Chronologie et cas de Gonzalo Calisto
Dans le cadre de cette politique de santé, le coureur équatorien a subi un premier prélèvement sanguin le 28 mai 2015 lors des mondiaux de Trail à Annecy. L’analyse a révélé des valeurs anormales. Convoqué le 29 mai avant le départ, il en ressort que le profil particulier du coureur vivant entre 2800m et 5500m d’altitude, peut définir un profil hématologique atypique (et non anormal, ce qui impliquerait la prise d’EPO) selon la littérature scientifique. Il est autorisé à prendre le départ.
Il subit un second prélèvement sanguin le 27 août 2015 avant le départ de l’UTMB. Les mêmes constatations sur son profil et la même décision est appliquée: il peut prendre le départ. Les contrôles antidopage urinaires organisés à l’arrivée concluent à un contrôle positif. Il est suspendu du 17 mars 2016 au 17 mars 2018. Ce temps de latence s’explique par la suspension provisoire, les audiences, recours utilisés par l’athlète… Vous l’aurez compris, l’administration doit suivre.
Explication et défense du coureur
Plusieurs points sont amenés par le coureur qui a posté 4 pages sur son profil d’athlète Facebook. En particulier, la situation géographique de l’Équateur et son altitude (de 3000m à 5000m) qui favoriserait un taux élevé d’EPO dans le sang , qui pourrait être confondu avec un dopage volontaire.
Il termine sa lettre par plusieurs questions pointant les incohérences qu’il a relevé pour sa défense, précisant que le trail n’a pas de fédération en Équateur, qu’il n’est pas un coureur professionnel et qu’il est bien sûr pour un sport loyal et équitable.
Parmi celles-ci :
Sous quelle autorité ou juridiction l’IAAF me sanctionne de deux dans alors que je ne suis pas un athlète lié à une fédération?
Pourquoi m’a-t-on laissé participer sans licence fédérale dans une catégorie où on réalise des contrôles qui l’exigent?

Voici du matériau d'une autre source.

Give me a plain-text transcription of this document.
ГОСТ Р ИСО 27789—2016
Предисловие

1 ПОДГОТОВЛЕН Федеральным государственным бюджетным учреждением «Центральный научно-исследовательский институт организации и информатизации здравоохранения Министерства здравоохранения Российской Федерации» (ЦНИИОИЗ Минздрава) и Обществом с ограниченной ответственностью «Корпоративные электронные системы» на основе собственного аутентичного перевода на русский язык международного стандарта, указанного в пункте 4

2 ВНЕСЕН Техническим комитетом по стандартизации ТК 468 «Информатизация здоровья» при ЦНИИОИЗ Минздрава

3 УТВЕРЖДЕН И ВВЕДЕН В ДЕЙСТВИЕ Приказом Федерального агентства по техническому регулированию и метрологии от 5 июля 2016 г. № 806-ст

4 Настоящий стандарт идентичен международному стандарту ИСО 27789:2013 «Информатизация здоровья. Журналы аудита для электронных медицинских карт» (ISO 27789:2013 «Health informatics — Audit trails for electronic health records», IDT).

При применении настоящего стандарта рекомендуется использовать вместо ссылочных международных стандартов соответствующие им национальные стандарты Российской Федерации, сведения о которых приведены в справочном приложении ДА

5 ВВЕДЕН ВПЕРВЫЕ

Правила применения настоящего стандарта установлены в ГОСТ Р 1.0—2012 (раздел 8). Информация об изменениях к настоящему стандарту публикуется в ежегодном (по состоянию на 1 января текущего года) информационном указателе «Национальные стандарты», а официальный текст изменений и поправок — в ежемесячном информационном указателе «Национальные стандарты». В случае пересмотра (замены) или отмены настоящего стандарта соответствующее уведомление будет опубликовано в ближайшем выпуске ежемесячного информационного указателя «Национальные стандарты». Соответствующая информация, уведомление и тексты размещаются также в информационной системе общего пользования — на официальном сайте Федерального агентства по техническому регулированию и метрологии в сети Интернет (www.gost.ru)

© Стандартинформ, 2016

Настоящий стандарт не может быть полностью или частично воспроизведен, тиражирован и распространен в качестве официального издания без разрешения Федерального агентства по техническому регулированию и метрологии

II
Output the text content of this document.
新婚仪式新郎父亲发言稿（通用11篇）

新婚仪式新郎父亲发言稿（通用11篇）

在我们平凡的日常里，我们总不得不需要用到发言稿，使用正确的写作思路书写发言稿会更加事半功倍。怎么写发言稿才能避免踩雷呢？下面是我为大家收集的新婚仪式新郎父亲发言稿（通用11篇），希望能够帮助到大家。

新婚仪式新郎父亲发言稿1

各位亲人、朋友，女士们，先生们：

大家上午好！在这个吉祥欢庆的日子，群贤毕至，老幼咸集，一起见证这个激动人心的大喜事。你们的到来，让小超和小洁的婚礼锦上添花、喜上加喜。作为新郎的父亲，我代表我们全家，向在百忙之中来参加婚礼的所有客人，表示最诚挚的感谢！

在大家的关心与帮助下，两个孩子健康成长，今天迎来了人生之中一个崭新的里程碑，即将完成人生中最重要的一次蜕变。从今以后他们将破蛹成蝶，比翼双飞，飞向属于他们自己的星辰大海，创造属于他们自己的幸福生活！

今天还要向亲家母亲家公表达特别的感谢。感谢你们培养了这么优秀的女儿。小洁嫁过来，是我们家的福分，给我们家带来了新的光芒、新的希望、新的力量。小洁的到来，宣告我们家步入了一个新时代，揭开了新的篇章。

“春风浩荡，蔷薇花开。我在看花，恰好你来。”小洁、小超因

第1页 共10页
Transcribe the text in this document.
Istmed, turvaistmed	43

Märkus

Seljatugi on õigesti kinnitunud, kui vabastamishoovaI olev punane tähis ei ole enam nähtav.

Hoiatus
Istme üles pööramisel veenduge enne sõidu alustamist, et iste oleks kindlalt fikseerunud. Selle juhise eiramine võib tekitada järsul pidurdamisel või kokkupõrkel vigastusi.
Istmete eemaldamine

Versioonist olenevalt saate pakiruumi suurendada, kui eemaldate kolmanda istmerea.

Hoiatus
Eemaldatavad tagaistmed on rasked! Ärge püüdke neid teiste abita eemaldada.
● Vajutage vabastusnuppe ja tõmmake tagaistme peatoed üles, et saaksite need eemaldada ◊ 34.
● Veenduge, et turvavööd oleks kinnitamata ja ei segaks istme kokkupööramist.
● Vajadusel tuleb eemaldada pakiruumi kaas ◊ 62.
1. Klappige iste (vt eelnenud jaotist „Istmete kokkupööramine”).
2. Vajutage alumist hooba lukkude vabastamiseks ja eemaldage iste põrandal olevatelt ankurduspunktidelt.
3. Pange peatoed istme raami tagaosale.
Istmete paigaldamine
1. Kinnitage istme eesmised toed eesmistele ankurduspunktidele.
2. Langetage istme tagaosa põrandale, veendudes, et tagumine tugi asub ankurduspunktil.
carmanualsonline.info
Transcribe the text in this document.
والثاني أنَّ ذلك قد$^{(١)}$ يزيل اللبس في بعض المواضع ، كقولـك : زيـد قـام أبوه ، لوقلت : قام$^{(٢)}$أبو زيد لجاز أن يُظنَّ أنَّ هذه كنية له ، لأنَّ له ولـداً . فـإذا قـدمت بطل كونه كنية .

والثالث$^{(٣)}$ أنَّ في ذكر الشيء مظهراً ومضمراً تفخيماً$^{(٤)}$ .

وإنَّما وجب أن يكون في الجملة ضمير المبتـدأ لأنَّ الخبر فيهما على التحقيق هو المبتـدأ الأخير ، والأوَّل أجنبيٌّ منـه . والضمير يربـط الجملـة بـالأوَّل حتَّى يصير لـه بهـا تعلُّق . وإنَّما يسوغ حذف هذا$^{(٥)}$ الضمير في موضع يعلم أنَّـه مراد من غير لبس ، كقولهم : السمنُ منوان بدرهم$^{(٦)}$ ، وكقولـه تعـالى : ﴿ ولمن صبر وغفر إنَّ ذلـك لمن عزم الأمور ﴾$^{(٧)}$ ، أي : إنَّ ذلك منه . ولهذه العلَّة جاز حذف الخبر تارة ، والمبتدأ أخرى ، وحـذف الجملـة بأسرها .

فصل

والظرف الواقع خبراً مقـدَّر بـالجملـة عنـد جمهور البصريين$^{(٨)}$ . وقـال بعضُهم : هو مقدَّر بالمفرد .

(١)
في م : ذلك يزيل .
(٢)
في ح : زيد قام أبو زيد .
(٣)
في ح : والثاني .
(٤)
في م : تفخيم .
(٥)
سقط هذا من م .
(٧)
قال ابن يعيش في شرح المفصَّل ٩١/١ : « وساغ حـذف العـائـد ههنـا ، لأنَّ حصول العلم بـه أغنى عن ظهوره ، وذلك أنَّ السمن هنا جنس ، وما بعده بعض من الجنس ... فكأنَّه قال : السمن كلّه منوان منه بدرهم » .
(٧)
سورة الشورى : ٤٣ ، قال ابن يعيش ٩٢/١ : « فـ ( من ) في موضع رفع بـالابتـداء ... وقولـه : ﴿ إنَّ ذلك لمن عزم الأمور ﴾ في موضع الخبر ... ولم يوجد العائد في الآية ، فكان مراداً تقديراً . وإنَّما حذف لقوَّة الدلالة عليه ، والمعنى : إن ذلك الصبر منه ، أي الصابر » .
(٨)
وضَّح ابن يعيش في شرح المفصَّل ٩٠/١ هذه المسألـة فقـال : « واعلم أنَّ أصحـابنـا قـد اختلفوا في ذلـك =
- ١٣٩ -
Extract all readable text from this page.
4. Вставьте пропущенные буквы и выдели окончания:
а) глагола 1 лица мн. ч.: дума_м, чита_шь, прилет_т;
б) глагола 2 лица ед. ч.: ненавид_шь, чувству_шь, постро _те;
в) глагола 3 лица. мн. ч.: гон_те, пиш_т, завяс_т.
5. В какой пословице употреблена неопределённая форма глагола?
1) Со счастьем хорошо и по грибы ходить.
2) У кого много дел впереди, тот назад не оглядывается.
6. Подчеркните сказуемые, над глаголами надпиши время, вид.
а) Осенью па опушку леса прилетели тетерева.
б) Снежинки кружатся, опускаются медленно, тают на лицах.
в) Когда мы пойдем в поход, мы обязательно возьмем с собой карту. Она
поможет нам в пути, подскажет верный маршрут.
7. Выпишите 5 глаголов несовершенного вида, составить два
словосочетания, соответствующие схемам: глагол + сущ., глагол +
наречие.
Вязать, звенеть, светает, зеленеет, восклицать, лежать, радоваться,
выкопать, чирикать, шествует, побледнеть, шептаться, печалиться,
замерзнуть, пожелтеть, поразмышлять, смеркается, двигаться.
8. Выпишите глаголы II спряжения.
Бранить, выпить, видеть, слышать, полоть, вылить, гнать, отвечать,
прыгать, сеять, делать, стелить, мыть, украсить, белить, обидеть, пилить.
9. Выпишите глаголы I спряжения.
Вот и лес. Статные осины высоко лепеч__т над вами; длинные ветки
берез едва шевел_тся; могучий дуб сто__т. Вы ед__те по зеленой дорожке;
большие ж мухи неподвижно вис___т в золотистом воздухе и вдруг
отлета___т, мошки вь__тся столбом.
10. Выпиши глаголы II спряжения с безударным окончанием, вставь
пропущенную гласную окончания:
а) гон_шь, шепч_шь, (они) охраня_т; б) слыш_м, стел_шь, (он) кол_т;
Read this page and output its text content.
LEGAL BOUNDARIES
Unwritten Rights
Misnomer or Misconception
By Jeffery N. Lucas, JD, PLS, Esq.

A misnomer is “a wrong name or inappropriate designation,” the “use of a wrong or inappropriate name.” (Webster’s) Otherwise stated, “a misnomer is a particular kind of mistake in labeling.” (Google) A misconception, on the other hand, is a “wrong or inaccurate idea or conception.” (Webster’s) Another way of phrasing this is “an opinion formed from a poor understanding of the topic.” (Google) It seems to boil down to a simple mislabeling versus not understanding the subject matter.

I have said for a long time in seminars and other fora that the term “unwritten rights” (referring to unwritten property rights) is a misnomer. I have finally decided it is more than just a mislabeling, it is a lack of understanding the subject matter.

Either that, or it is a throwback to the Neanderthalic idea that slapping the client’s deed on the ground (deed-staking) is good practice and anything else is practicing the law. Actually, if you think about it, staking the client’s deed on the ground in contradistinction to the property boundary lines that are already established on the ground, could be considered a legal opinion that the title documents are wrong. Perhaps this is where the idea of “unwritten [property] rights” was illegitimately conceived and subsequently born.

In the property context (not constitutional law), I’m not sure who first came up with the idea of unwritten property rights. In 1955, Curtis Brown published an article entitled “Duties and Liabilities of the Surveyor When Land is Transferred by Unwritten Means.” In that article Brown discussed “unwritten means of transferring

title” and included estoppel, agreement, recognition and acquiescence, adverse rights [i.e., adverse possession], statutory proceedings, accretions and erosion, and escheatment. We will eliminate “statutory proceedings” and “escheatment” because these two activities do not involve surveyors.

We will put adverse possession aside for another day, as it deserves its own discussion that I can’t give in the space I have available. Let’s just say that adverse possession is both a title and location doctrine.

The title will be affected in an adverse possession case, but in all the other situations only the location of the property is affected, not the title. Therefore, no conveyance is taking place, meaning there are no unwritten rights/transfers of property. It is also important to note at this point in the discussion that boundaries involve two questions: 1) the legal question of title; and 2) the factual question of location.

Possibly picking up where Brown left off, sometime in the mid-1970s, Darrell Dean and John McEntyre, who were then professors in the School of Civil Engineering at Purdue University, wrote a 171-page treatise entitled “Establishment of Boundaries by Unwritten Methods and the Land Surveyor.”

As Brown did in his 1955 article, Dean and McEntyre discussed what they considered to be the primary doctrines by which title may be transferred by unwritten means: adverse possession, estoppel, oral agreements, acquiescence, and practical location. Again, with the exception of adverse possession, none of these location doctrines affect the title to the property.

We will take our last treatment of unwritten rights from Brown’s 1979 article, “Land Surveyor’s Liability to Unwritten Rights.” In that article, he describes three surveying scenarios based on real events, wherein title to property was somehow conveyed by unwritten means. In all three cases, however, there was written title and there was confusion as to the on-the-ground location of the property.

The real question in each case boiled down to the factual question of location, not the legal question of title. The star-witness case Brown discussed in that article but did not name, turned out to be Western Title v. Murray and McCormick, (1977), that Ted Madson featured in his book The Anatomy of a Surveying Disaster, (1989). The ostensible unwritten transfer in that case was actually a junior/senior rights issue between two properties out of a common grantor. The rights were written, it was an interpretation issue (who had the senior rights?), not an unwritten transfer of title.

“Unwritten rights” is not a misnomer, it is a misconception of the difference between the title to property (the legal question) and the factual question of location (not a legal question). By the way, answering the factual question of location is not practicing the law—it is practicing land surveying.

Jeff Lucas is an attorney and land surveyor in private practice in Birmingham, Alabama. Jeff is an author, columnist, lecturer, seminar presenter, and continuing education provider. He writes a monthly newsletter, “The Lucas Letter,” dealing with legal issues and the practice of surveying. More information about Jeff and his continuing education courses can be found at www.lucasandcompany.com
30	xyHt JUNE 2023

Il espère que son cas servira pour clarifier et modifier la norme sur le trail running au niveau mondial. Le débat concernant le statut du trail dans le monde du sport (fédérations diverses, championnats) va sûrement être relancé, tandis que la plupart des pratiquants sont plutôt pour des organisations locales et proches des coureurs. Les intérêts du trail et de la pratique de haut niveau sont pourtant défendus par les principaux acteurs, mais la clarté doit être de mise, ce qui a du mal à se faire et à être saisi par tous.